The French scholar Alfred Foucher (1865–1952) maintained that the sources of classical cultural impact lay in Greek cities nearer at hand; those of Bactria, reinforced by fresh influences from Greece. He suggested that the conversion of the Bactrian ruler Menander (c. 150–100 B.C.E.) to Buddhism planted “the germ of the whole subsequent development of Greco-Buddhist [Gandharan] art.” Foucher’s contemporary, Sir John Marshall, dated the high period of Gandharan art to the first century C.E., when the Parthians—not the Bactrians—revived contact with the classical world. Still other scholars have discounted Greek influence in favor of Roman influence on Gandharan statuary.
We cannot yet provide exact dates for the arrival of Buddhism in Gandhara, for the founding of the Kusana empire, or for the carving of the first Buddha statues. The earliest known likenesses of Buddha date to the first century C.E.

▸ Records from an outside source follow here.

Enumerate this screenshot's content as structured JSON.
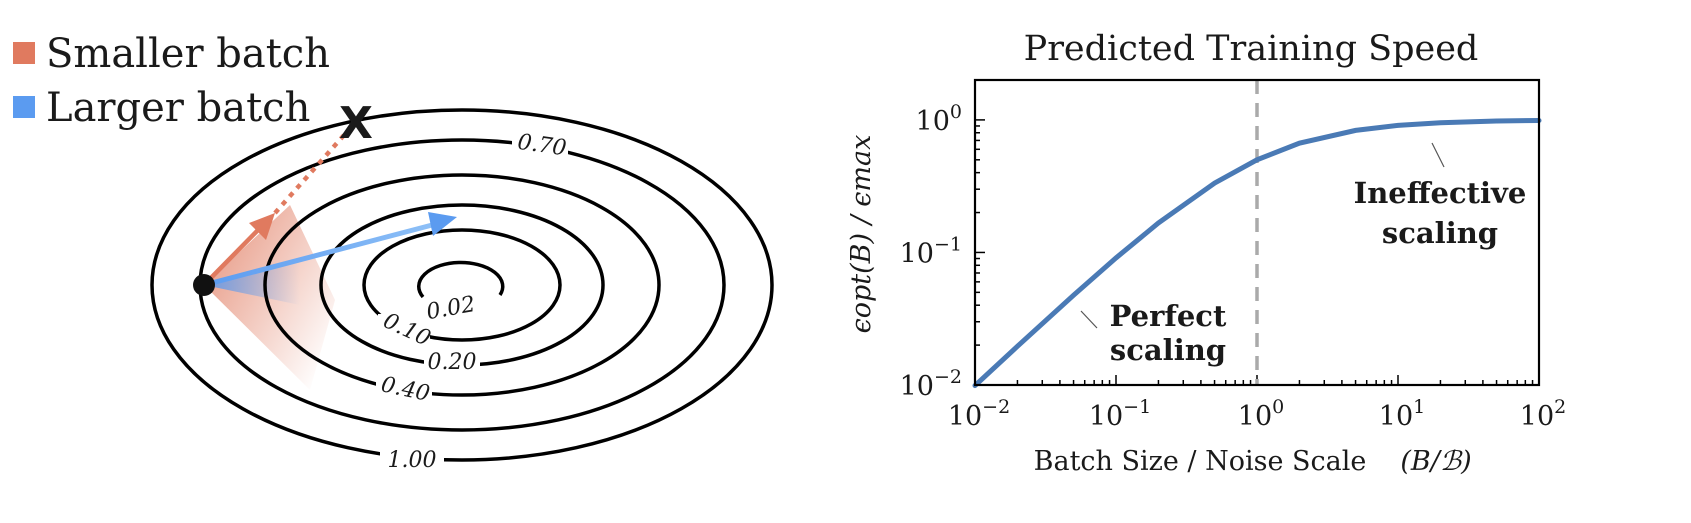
{
  "legend": {
    "items": [
      {
        "label": "Smaller batch",
        "color": "#e07a5f"
      },
      {
        "label": "Larger batch",
        "color": "#5b9bf0"
      }
    ]
  },
  "contour_plot": {
    "levels": [
      "1.00",
      "0.70",
      "0.40",
      "0.20",
      "0.10",
      "0.02"
    ],
    "start_marker_color": "#111111",
    "overshoot_marker": "X",
    "overshoot_color": "#c8462e"
  },
  "chart_data": {
    "type": "line",
    "title": "Predicted Training Speed",
    "xlabel": "Batch Size / Noise Scale",
    "xlabel_math": "(B/ℬ)",
    "ylabel": "ϵopt(B) / ϵmax",
    "xscale": "log",
    "yscale": "log",
    "xlim": [
      0.01,
      100
    ],
    "ylim": [
      0.01,
      2
    ],
    "xticks": [
      {
        "value": 0.01,
        "base": "10",
        "exp": "−2"
      },
      {
        "value": 0.1,
        "base": "10",
        "exp": "−1"
      },
      {
        "value": 1,
        "base": "10",
        "exp": "0"
      },
      {
        "value": 10,
        "base": "10",
        "exp": "1"
      },
      {
        "value": 100,
        "base": "10",
        "exp": "2"
      }
    ],
    "yticks": [
      {
        "value": 0.01,
        "base": "10",
        "exp": "−2"
      },
      {
        "value": 0.1,
        "base": "10",
        "exp": "−1"
      },
      {
        "value": 1,
        "base": "10",
        "exp": "0"
      }
    ],
    "series": [
      {
        "color": "#4a7ab5",
        "x": [
          0.01,
          0.02,
          0.05,
          0.1,
          0.2,
          0.5,
          1,
          2,
          5,
          10,
          20,
          50,
          100
        ],
        "y": [
          0.0099,
          0.0196,
          0.0476,
          0.0909,
          0.1667,
          0.3333,
          0.5,
          0.6667,
          0.8333,
          0.9091,
          0.9524,
          0.9804,
          0.9901
        ]
      }
    ],
    "vline": {
      "x": 1,
      "color": "#aaaaaa",
      "style": "dashed"
    },
    "annotations": [
      {
        "lines": [
          "Perfect",
          "scaling"
        ]
      },
      {
        "lines": [
          "Ineffective",
          "scaling"
        ]
      }
    ]
  }
}
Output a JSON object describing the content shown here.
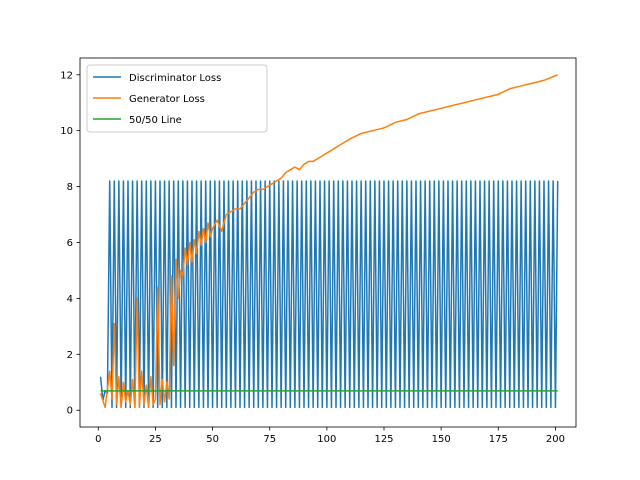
{
  "chart_data": {
    "type": "line",
    "title": "",
    "xlabel": "",
    "ylabel": "",
    "xlim": [
      -8,
      209
    ],
    "ylim": [
      -0.6,
      12.6
    ],
    "xticks": [
      0,
      25,
      50,
      75,
      100,
      125,
      150,
      175,
      200
    ],
    "yticks": [
      0,
      2,
      4,
      6,
      8,
      10,
      12
    ],
    "grid": false,
    "legend_position": "top-left",
    "series": [
      {
        "name": "Discriminator Loss",
        "color": "#1f77b4",
        "pattern": "Oscillates every epoch: ~0.1–1.2 low for epochs 1–4, then alternates between ~8.2–8.4 peaks (odd epochs from 5) and ~0.1 troughs through epoch 201",
        "x_start": 1,
        "x_end": 201,
        "early_values": [
          1.2,
          0.35,
          0.7,
          0.6
        ],
        "peak_value": 8.2,
        "trough_value": 0.1
      },
      {
        "name": "Generator Loss",
        "color": "#ff7f0e",
        "x": [
          1,
          3,
          5,
          6,
          7,
          8,
          9,
          10,
          11,
          12,
          13,
          14,
          15,
          16,
          17,
          18,
          19,
          20,
          21,
          22,
          23,
          24,
          25,
          26,
          27,
          28,
          29,
          30,
          31,
          32,
          33,
          34,
          35,
          36,
          37,
          38,
          39,
          40,
          41,
          42,
          43,
          44,
          45,
          46,
          47,
          48,
          49,
          50,
          52,
          54,
          56,
          58,
          60,
          62,
          64,
          66,
          68,
          70,
          72,
          74,
          76,
          78,
          80,
          82,
          84,
          86,
          88,
          90,
          92,
          94,
          96,
          98,
          100,
          102,
          104,
          106,
          108,
          110,
          115,
          120,
          125,
          130,
          135,
          140,
          145,
          150,
          155,
          160,
          165,
          170,
          175,
          180,
          185,
          190,
          195,
          201
        ],
        "values": [
          0.6,
          0.1,
          1.4,
          0.4,
          3.1,
          0.2,
          1.2,
          0.1,
          1.0,
          0.3,
          0.7,
          0.2,
          1.1,
          0.1,
          4.0,
          0.1,
          1.4,
          0.2,
          0.9,
          0.1,
          1.2,
          0.2,
          0.4,
          4.4,
          0.2,
          1.1,
          0.3,
          1.0,
          0.4,
          4.8,
          1.6,
          5.4,
          4.0,
          5.0,
          4.8,
          5.8,
          5.2,
          6.0,
          5.3,
          6.1,
          5.6,
          6.4,
          5.9,
          6.5,
          6.0,
          6.7,
          6.2,
          6.5,
          6.8,
          6.4,
          7.0,
          7.1,
          7.2,
          7.2,
          7.4,
          7.6,
          7.8,
          7.9,
          7.9,
          8.0,
          8.1,
          8.2,
          8.3,
          8.5,
          8.6,
          8.7,
          8.6,
          8.8,
          8.9,
          8.9,
          9.0,
          9.1,
          9.2,
          9.3,
          9.4,
          9.5,
          9.6,
          9.7,
          9.9,
          10.0,
          10.1,
          10.3,
          10.4,
          10.6,
          10.7,
          10.8,
          10.9,
          11.0,
          11.1,
          11.2,
          11.3,
          11.5,
          11.6,
          11.7,
          11.8,
          12.0
        ]
      },
      {
        "name": "50/50 Line",
        "color": "#2ca02c",
        "x": [
          1,
          201
        ],
        "values": [
          0.693,
          0.693
        ]
      }
    ]
  }
}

In 1926, Ananda Coomaraswamy argued that the origins of the Buddha image are to be sought in the art of India proper (“The Indian Origin of the Buddha Image,” Journal of the American Oriental Society 46, pp. 165–170). Prototypes for both standing and seated images are already present in Mathura in the yaksa figures from the first three centuries B.C.E. and in the representations of Jina from the late first century B.C.E. Following Coomaraswamy, the Dutch scholar J.E. Van Lohuizen-de Leeuw made a strong case for the priority of the Buddha image in the art of Mathura.